The morning rain and storms are out of here, and the rest of the day is featuring pretty decent weather as a dry slot of air moves into the state, and we are seeing a gradually clearing sky and very warm temperatures as highs are climbing into the lower 80s. Tonight will feature passing clouds and lows around 60°.
MORE RAIN/STORMS: A warm front begins to lift north out of the Gulf tonight, bringing an unstable air mass back to Alabama, and occasional rain and storms will highlight the forecast for tomorrow, especially during the afternoon and evening hours. Where these pulse-like storms form they could be strong, and could become severe, the SPC has defined an “enhanced risk” (level 3/5) of severe storms for a few counties in West Alabama… there is a “slight risk” (level 2/5) as far east as Decatur, Ashland, Troy, and Foley… and a “marginal risk” (level 1/5) for the rest of the state.
The main threat from these storms will be large hail and damaging wind gusts, pretty typical of what we see on a summer day in Alabama.

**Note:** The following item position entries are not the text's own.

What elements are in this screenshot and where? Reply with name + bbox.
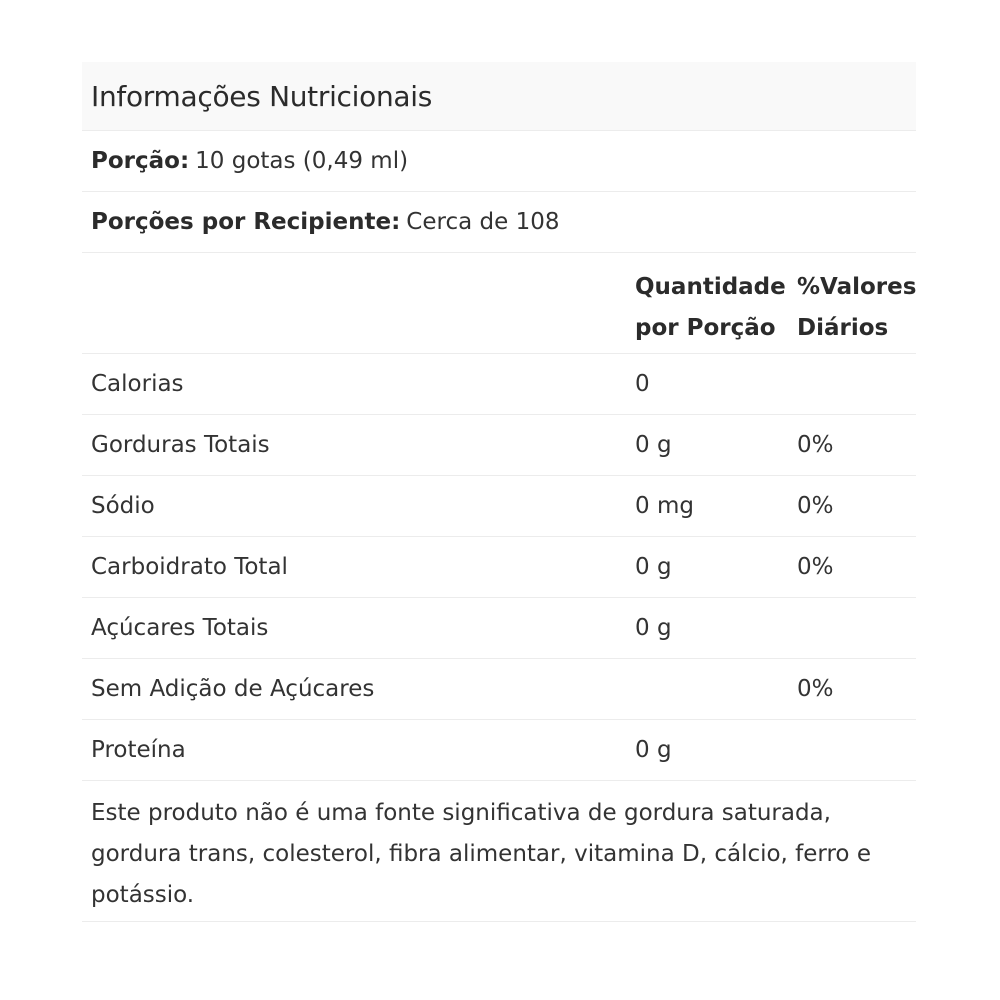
table-title: Informações Nutricionais — [91, 79, 433, 113]
nutrient-amount: 0 mg — [635, 493, 694, 519]
nutrient-daily-value: 0% — [797, 676, 834, 702]
table-row — [82, 354, 916, 415]
nutrient-amount: 0 — [635, 371, 650, 397]
title-row — [82, 62, 916, 131]
table-row — [82, 720, 916, 781]
nutrient-name: Açúcares Totais — [91, 615, 269, 641]
serving-size-label: Porção: — [91, 148, 190, 174]
nutrient-name: Proteína — [91, 737, 186, 763]
daily-header-line2: Diários — [797, 315, 889, 341]
nutrient-amount: 0 g — [635, 615, 672, 641]
amount-header-line1: Quantidade — [635, 274, 786, 300]
daily-header-line1: %Valores — [797, 274, 917, 300]
table-row — [82, 598, 916, 659]
nutrient-name: Gorduras Totais — [91, 432, 270, 458]
amount-per-serving-header — [635, 267, 795, 349]
nutrient-name: Carboidrato Total — [91, 554, 288, 580]
servings-per-container-value: Cerca de 108 — [406, 209, 560, 235]
nutrient-amount: 0 g — [635, 554, 672, 580]
table-row — [82, 476, 916, 537]
nutrient-name: Sem Adição de Açúcares — [91, 676, 375, 702]
column-header-row — [82, 253, 916, 354]
nutrient-amount: 0 g — [635, 432, 672, 458]
serving-size-value: 10 gotas (0,49 ml) — [195, 148, 409, 174]
footnote-row — [82, 781, 916, 922]
table-row — [82, 537, 916, 598]
table-row — [82, 415, 916, 476]
amount-header-line2: por Porção — [635, 315, 776, 341]
table-row — [82, 659, 916, 720]
nutrient-daily-value: 0% — [797, 432, 834, 458]
nutrient-name: Sódio — [91, 493, 155, 519]
serving-size-row — [82, 131, 916, 192]
servings-per-container-label: Porções por Recipiente: — [91, 209, 401, 235]
daily-value-header — [797, 267, 917, 349]
nutrient-daily-value: 0% — [797, 554, 834, 580]
servings-per-container-row — [82, 192, 916, 253]
nutrient-amount: 0 g — [635, 737, 672, 763]
footnote-text: Este produto não é uma fonte significativa de gordura saturada, gordura trans, colesterol, fibra alimentar, vitamina D, cálcio, ferro e potássio. — [91, 800, 871, 908]
nutrient-daily-value: 0% — [797, 493, 834, 519]
nutrition-facts-table — [82, 62, 916, 922]
nutrient-name: Calorias — [91, 371, 184, 397]
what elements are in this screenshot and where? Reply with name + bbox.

Then tomorrow night, we will be watching clusters of storms work across the Mississippi Valley along the warm front and these are expected to move into Alabama late Friday night and into the first half of Saturday. The SPC has has much of the state in a “marginal” to “slight risk” to start our Saturday.
These cluster of storms will be pushing rapidly east across Alabama and will be capable of producing large hail, strong, potentially damaging winds, and a few tornadoes are possible. The storm threat winds down by the midday hour, and Saturday afternoon looks dry with highs in the 70s.
Rainfall totals between now and midday Saturday afternoon could be in the 1-3 inch range across the state, so some isolated flooding is possible, but of course the main concern will continue to be numerous rivers across the state, which continue to run full from recent rains.
BEACH FORECAST CENTER: Get the latest weather and rip current forecasts for the beaches from Fort Morgan to Panama City on our Beach Forecast Center page. There, you can select the forecast of the region that you are interested in visiting.
WORLD TEMPERATURE EXTREMES: Over the last 24 hours, the highest observation outside the U.S. was 114.1F at Kayes, Mali. The lowest observation was -95.1F at University Dome, Antarctica.
CONTIGUOUS TEMPERATURE EXTREMES: Over the last 24 hours, the highest observation was 103F at Falcon Lake, TX. The lowest observation was 6F Perter Sinks, UT.
WEATHER ON THIS DATE IN 1926: The lightning-set oil depot fire near San Luis Obispo CA boiled over and engulfed 900 acres. Many tornado vorticies resulted from the intense heat of the fire. One such tornado traveled 1000 yards, picked up a house and carried it 150 feet, killing the two occupants inside.